Baker No-Tillage Limited and Cross Slot were named finalists in the Corporate Environment section of the World Technology Awards 2010 held in New York on December 1.
The World Technology Awards ceremony was the “grand finale” of the two-day World Technology Summit held at the Time/Life Building in central Manhattan.
Becoming a finalist in this “best-of-the best” is a major achievement for the company, which is based in Feilding, New Zealand, and has a U.S. office in Pullman, Wash.
The World Technology Award for Environment considers technologies which aid in the conservation, renewal, or general ongoing health and sustainability of our natural environment.
The World Technology Network (WTN) is a global meeting ground whose members are all focused on the business and science of bringing important emerging technologies of all types (from biotech to new materials, from IT to new energy sources) into reality.

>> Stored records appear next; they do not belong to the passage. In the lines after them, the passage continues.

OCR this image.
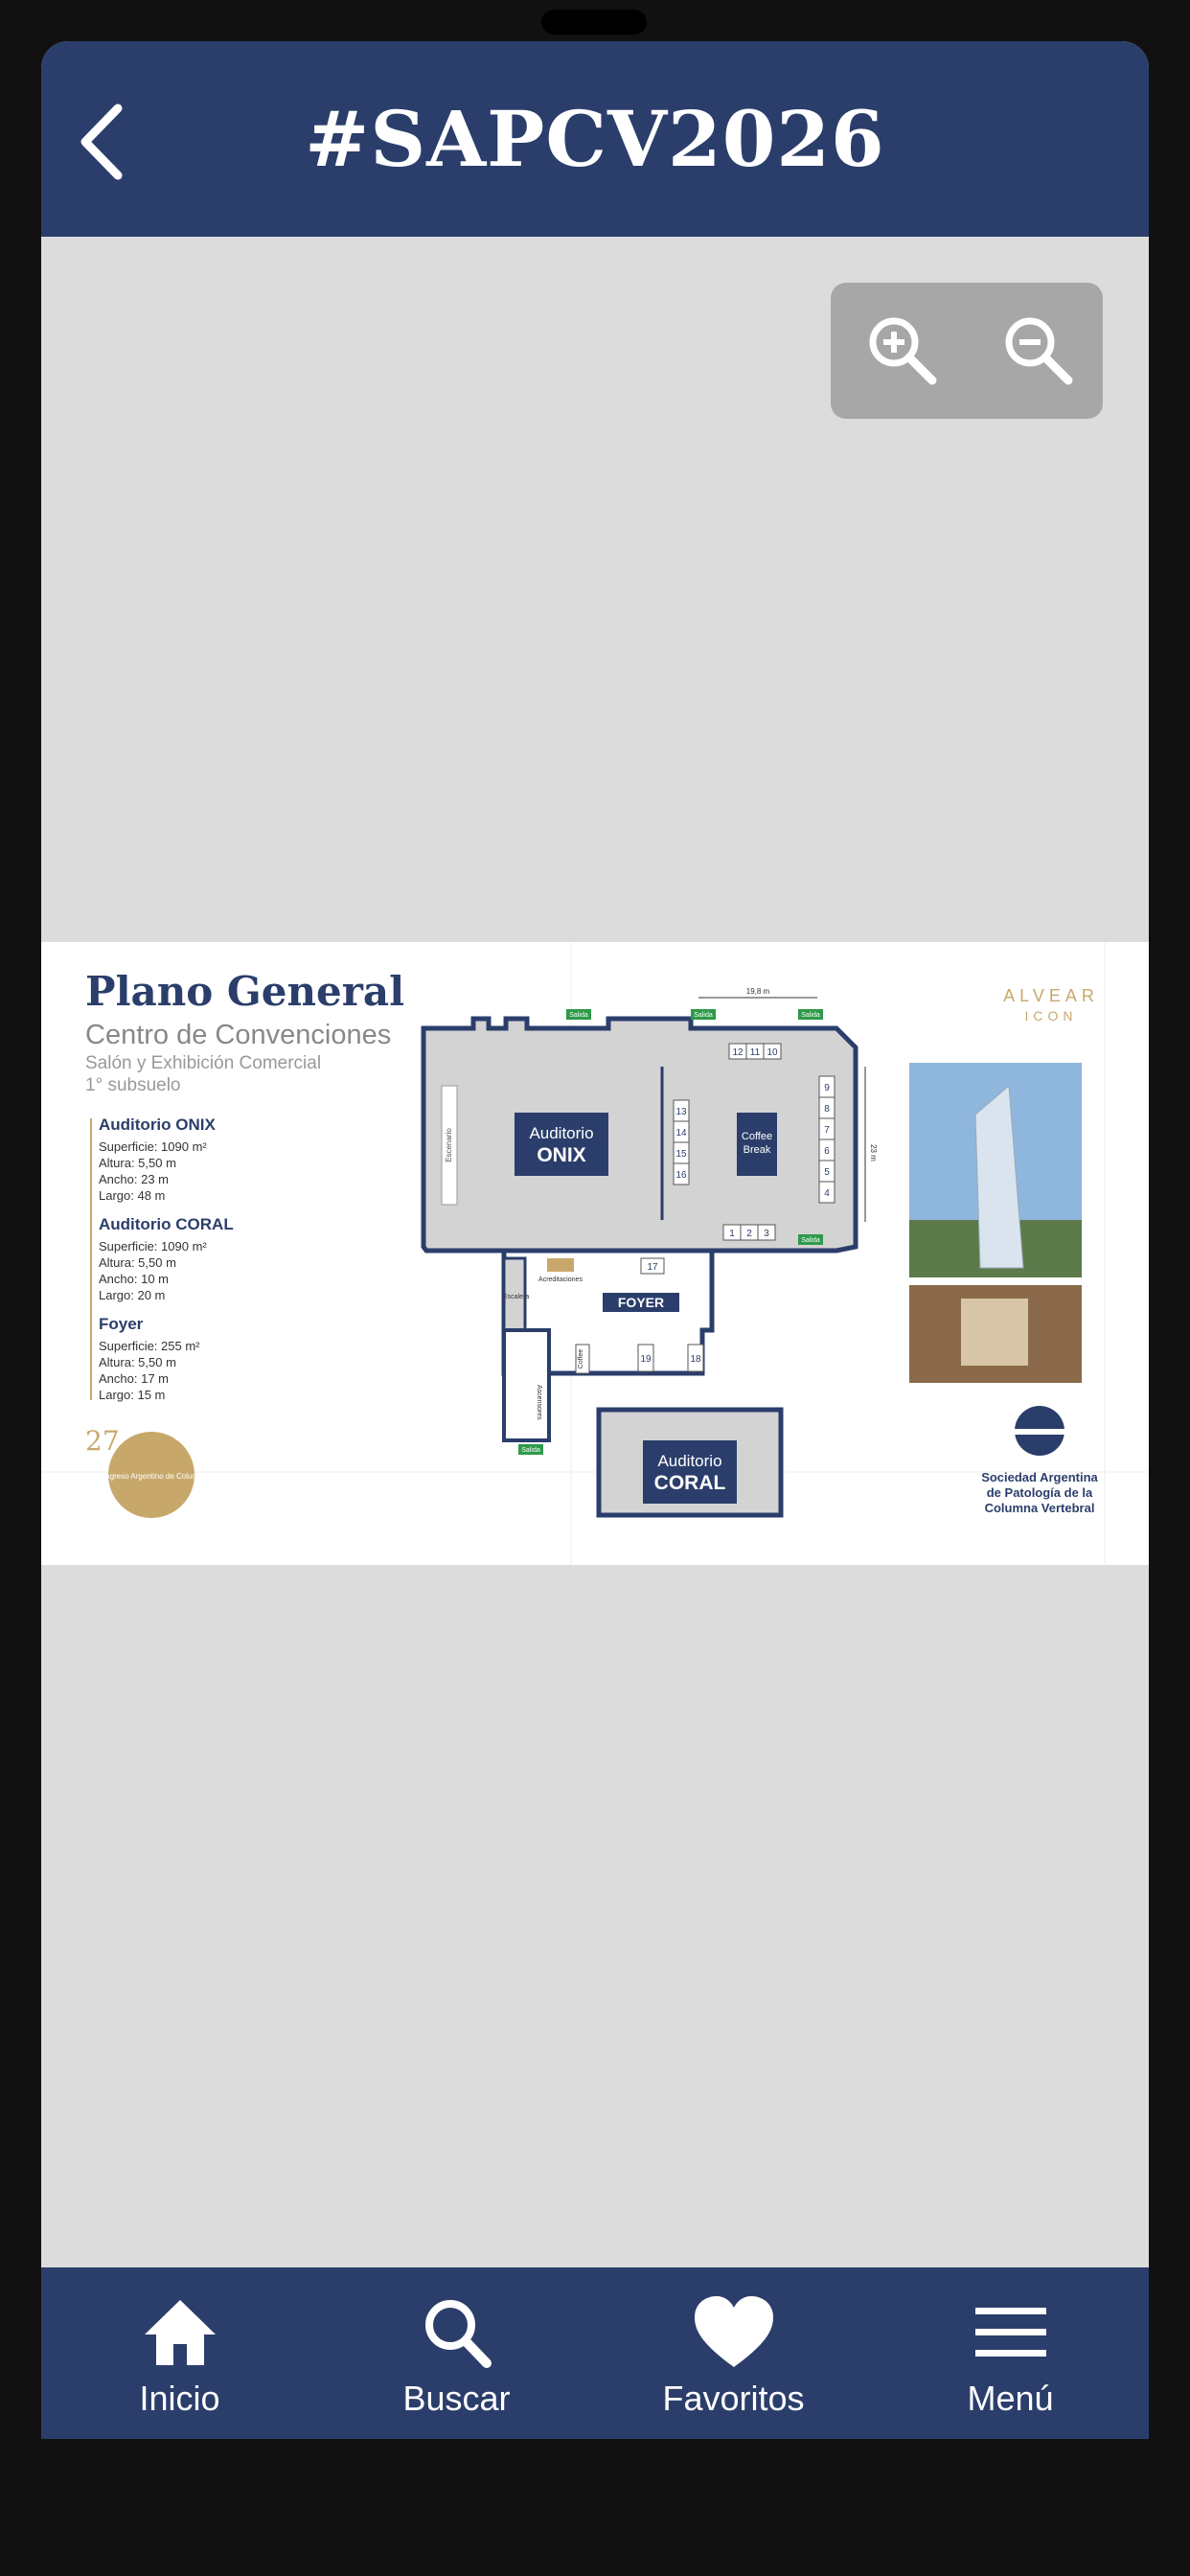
#SAPCV2026
Plano General
Centro de Convenciones
Salón y Exhibición Comercial
1° subsuelo
Auditorio ONIX
Superficie: 1090 m²
Altura: 5,50 m
Ancho: 23 m
Largo: 48 m
Auditorio CORAL
Superficie: 1090 m²
Altura: 5,50 m
Ancho: 10 m
Largo: 20 m
Foyer
Superficie: 255 m²
Altura: 5,50 m
Ancho: 17 m
Largo: 15 m
27
Congreso Argentino de Columna
Escenario	Auditorio
ONIX
Coffee
Break
12 11 10
13
14
15
16
9
8
7
6
5
4
1 2 3
17
19	18
FOYER
Acreditaciones
Escalera
Ascensores
Coffee
Auditorio
CORAL
Salida	Salida	Salida
Salida
Salida
19,8 m
23 m
ALVEAR
ICON
Sociedad Argentina
de Patología de la
Columna Vertebral
Inicio	Buscar	Favoritos	Menú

The WTN's membership is comprised of 1,000 members from more than 60 countries, judged by their peers to be the most innovative in the technology world. Baker No-Tillage Limited has now been inducted into this prestigious network by virtue of its finalist status in the 2010 awards.
The World Technology Awards are presented each year to the outstanding innovators from each sector within the technology arena, both as a way to honor those individuals and as a vetting mechanism to determine the newest WTN members.
In his presentation to the summit, company chairman and CEO, Dr John Baker, said Cross Slot is about making no-tillage so reliable in farmers’ hands that it will become the system of choice for growing the worlds’ food.
The World Technology Awards 2010 are sponsored by Time Magazine, Fortune Magazine, CNN, Science Magazine and The American Association for the Advancement of Science (AAAS).
More information is available at the WTN website at http://www.wtn.net/2010winners.html
Baker No-Tillage Ltd (BNT)'s principals were formally scientists and engineers at New Zealand’s Massey University and invented the Cross Slot no-tillage technologies over a 30-year period.